For months, they were known only as Developer A and Developer B in the pay-to-play investigation of former Prince George’s County executive Jack B. Johnson. But on Tuesday, prosecutors revealed their identity.

Mirza Hussein Ali Baig, 67, and Patrick Ricker, 52, already had pleaded guilty to conspiracy charges in relation to the Johnson probe, the prosecutors also revealed.

The two have strong business and political ties to Johnson, dating at least back to when he led the Prince George’s prosecutor’s office.

Ricker, whose family is a fixture in county politics, has known Johnson for nearly two decades. But in 2002, Ricker backed Johnson’s opponent, M.H. “Jim” Estepp, in the county executive’s race.

When Johnson won the Democratic primary, Ricker quickly worked to mend fences, holding a $500-a-head fundraiser for Johnson at Jerry’s Seafood, a restaurant owned by the family of his father-in-law.

Ricker was known for his fundraising and the relationships he developed with elected officials. But that may be what led to his downfall.
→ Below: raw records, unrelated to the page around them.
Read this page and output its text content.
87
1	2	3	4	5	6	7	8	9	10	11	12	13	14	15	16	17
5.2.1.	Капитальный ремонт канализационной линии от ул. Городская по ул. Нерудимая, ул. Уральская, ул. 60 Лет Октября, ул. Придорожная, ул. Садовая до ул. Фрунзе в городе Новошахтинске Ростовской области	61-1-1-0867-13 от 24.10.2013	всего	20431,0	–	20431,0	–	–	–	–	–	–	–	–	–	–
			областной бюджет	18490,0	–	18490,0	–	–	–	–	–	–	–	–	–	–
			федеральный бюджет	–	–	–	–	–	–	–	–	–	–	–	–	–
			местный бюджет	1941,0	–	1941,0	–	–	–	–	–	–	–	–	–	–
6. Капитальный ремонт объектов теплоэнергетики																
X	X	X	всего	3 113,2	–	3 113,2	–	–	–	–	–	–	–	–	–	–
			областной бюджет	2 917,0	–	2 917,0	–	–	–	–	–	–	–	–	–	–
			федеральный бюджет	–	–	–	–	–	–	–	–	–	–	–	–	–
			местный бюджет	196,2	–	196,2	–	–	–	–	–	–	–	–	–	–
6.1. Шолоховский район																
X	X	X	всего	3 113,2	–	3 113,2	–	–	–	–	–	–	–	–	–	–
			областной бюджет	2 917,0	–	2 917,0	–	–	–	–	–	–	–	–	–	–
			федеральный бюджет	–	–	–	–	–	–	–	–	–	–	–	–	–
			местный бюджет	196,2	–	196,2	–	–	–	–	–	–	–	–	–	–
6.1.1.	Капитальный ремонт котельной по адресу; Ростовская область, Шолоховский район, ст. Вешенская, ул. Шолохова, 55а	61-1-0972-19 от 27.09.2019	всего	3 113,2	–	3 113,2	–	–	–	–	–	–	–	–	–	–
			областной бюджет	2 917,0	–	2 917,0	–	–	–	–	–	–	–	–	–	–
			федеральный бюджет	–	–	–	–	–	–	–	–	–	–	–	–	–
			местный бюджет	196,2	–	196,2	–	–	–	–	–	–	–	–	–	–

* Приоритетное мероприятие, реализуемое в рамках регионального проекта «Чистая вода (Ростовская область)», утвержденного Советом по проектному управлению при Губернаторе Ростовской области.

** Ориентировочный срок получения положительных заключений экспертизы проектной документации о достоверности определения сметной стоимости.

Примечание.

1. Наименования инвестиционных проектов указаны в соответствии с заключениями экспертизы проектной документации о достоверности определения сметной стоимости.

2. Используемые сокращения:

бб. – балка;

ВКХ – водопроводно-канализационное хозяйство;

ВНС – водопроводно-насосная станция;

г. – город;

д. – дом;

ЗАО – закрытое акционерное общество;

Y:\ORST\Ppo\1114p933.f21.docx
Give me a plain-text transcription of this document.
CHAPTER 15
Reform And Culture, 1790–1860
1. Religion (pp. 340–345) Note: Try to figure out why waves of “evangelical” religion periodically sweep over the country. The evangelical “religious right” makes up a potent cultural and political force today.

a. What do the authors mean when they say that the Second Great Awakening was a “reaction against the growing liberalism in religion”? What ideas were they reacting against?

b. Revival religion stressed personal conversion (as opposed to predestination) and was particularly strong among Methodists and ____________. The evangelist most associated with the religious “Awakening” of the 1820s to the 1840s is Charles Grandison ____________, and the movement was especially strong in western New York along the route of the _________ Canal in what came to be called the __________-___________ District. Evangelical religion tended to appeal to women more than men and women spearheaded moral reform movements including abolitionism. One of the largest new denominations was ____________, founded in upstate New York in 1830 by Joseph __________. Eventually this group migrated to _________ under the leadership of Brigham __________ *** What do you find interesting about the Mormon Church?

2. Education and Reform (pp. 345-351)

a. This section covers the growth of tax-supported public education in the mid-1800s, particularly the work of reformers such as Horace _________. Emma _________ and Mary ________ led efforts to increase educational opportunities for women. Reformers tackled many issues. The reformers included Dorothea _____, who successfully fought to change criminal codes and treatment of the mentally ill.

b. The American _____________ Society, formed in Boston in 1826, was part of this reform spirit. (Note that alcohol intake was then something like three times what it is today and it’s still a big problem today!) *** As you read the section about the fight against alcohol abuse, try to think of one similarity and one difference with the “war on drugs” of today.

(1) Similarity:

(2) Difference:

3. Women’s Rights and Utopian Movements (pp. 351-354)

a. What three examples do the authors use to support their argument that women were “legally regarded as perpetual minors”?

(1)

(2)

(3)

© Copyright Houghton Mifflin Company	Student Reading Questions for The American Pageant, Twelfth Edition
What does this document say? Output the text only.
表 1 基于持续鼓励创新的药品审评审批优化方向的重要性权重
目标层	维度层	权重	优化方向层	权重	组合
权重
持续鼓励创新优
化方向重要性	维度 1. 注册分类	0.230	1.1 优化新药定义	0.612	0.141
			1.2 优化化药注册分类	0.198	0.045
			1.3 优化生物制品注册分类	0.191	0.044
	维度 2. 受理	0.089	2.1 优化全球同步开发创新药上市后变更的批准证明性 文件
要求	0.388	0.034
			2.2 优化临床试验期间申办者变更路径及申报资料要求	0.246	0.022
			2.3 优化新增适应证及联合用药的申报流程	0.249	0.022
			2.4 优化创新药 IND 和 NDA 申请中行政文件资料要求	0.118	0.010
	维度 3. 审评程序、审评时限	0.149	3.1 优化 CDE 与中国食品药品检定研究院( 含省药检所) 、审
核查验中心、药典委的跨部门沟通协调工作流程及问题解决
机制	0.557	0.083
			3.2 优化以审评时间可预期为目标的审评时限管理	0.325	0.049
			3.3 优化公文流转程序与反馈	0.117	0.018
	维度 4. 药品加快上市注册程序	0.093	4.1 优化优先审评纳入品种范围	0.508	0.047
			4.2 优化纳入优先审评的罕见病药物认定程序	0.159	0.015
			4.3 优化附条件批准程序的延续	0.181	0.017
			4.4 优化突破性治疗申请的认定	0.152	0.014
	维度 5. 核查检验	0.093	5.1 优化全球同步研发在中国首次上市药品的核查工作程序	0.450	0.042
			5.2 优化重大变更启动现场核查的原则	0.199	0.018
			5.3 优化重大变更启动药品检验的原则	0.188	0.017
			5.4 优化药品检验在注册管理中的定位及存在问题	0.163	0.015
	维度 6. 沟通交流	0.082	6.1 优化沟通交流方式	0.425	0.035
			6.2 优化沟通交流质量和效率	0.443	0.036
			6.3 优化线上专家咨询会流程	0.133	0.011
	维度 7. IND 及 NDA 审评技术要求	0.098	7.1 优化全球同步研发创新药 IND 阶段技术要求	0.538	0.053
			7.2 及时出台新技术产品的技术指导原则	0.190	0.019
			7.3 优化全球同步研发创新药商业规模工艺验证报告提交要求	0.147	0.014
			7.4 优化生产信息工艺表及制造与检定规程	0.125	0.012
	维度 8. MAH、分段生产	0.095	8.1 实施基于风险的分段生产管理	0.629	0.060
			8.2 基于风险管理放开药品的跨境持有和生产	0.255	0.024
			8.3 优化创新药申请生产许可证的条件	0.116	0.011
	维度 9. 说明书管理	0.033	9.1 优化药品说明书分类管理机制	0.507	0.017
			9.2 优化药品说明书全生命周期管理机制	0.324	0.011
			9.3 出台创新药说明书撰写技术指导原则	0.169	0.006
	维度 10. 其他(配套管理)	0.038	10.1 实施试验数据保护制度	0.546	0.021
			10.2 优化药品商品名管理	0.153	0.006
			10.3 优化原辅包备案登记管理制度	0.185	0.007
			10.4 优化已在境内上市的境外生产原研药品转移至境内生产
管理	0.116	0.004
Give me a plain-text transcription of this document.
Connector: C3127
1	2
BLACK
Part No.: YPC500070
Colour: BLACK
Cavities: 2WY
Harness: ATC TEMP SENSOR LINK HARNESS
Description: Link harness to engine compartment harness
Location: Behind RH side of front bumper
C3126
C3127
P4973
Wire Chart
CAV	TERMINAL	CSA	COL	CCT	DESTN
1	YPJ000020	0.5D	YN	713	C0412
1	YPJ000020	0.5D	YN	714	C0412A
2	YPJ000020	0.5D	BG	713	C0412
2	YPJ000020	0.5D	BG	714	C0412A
According to court documents, Ricker regularly provided benefits to state and local officials, including money for trips, meals, drinks, hotel rooms, employment, airline tickets, sexual services, rounds of golf and campaign contributions.

Ricker, who was Developer B, is the president of Ricker Brothers Inc. He has a financial stake in at least two companies: Greenbelt Metropark, a company that planned to build Greenbelt Station, a 240-acre, mixed-use project near the Greenbelt Metro station, and Day Homes, a development company.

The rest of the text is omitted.